Microbial Biotechnology (Feb 2024)
Microbial metabolism of diosgenin by a novel isolated Mycolicibacterium sp. HK‐90: A promising biosynthetic platform to produce 19‐carbon and 21‐carbon steroids
Abstract
Abstract Green manufacture of steroid precursors from diosgenin by microbial replacing multistep chemical synthesis has been elusive. It is currently limited by the lack of strain and degradation mechanisms. Here, we demonstrated the feasibility of this process using a novel strain Mycolicibacterium sp. HK‐90 with efficiency in diosgenin degradation. Diosgenin degradation by strain HK‐90 involves the selective removal of 5,6‐spiroketal structure, followed by the oxygenolytic cleavage of steroid nuclei. Bioinformatic analyses revealed the presence of two complete steroid catabolic gene clusters, SCG‐1 and SCG‐2, in the genome of strain HK‐90. SCG‐1 cluster was found to be involved in classic phytosterols or cholesterol catabolic pathway through the deletion of key kstD1 gene, which promoted the mutant m‐∆kstD1 converting phytosterols to intermediate 9α‐hydroxyandrostenedione (9‐OHAD). Most impressively, global transcriptomics and characterization of key genes suggested SCG‐2 as a potential gene cluster encoding diosgenin degradation.
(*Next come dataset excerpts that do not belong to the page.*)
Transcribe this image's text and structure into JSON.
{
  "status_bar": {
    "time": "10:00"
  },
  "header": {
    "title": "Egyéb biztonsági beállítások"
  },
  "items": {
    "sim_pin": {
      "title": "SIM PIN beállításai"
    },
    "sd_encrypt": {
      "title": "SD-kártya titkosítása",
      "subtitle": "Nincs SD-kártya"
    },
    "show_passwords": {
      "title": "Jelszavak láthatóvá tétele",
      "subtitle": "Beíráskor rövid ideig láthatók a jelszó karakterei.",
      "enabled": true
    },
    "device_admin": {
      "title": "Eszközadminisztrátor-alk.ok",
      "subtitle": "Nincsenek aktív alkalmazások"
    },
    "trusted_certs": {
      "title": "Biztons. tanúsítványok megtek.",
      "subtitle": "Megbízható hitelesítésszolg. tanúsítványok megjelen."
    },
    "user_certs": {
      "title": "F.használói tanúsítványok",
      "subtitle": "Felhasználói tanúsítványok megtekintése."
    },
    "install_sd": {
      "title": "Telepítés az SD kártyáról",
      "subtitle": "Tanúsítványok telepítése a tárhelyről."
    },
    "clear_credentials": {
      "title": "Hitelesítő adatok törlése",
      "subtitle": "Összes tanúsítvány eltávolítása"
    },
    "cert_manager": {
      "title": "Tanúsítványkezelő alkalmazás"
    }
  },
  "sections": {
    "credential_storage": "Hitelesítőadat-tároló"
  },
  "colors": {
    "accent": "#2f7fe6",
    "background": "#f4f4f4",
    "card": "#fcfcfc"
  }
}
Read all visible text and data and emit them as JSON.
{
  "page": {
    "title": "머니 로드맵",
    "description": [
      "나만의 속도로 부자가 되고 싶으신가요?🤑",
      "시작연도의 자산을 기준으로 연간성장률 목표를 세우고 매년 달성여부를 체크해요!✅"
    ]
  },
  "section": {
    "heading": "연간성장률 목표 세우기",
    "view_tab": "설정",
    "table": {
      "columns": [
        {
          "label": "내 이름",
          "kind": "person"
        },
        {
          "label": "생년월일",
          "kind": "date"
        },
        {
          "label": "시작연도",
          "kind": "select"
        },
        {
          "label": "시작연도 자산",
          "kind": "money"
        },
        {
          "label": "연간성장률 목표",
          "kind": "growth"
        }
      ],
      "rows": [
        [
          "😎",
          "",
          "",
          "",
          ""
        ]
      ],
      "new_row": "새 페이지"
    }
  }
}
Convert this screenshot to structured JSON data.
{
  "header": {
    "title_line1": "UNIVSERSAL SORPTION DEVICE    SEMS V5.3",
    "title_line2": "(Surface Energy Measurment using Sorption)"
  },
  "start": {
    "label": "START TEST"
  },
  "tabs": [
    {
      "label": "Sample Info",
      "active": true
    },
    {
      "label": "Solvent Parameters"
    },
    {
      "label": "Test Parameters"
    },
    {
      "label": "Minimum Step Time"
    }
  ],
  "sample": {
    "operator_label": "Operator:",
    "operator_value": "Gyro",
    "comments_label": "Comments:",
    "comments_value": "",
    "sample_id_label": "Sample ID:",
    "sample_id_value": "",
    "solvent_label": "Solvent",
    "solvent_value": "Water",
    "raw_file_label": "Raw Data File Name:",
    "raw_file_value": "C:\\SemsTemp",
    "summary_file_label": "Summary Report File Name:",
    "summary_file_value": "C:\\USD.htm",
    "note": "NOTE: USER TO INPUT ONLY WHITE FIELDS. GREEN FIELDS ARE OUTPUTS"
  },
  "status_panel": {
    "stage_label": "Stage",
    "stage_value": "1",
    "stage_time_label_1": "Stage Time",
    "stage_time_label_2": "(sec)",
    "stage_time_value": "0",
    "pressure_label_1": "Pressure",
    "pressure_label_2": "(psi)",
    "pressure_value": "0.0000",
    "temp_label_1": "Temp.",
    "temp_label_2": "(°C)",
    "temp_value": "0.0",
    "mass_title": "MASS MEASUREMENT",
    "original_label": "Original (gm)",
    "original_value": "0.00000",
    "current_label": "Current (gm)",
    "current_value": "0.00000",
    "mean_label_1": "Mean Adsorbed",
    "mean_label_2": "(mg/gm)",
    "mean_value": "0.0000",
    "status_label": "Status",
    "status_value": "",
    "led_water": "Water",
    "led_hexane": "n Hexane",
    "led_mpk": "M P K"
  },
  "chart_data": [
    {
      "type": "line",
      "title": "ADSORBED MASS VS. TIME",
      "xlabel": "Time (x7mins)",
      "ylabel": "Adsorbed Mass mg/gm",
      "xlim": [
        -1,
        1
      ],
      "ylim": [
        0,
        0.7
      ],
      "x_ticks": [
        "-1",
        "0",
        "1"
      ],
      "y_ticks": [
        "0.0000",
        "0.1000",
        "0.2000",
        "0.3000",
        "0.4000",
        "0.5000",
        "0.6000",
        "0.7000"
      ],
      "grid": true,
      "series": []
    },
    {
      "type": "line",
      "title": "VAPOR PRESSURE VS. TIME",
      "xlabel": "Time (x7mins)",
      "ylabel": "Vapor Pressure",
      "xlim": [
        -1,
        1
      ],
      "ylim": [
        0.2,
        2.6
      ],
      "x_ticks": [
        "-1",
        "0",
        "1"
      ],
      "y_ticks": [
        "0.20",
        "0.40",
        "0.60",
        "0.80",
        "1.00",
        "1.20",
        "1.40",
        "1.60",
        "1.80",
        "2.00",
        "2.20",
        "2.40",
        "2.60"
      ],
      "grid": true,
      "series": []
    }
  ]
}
The gene inactivation of kstD2 in SCG‐2 resulted in the conversion of diosgenin to 9‐OHAD and 9,16‐dihydroxy‐pregn‐4‐ene‐3,20‐dione (9,16‐(OH)2‐PG) in mutant m‐ΔkstD2. Moreover, the engineered strain mHust‐ΔkstD1,2,3 with a triple deletion of kstDs was constructed, which can stably accumulate 9‐OHAD by metabolizing phytosterols, and accumulate 9‐OHAD and 9,16‐(OH)2‐PG from diosgenin. Diosgenin catabolism in strain mHust‐ΔkstD1,2,3 was revealed as a progression through diosgenone, 9,16‐(OH)2‐PG, and 9‐OHAD to 9α‐hydroxytestosterone (9‐OHTS). So far, this work is the first report on genetically engineered strain metabolizing diosgenin to produce 21‐carbon and 19‐carbon steroids. This study presents a promising biosynthetic platform for the green production of steroid precursors, and provide insights into the complex biochemical mechanism of diosgenin catabolism.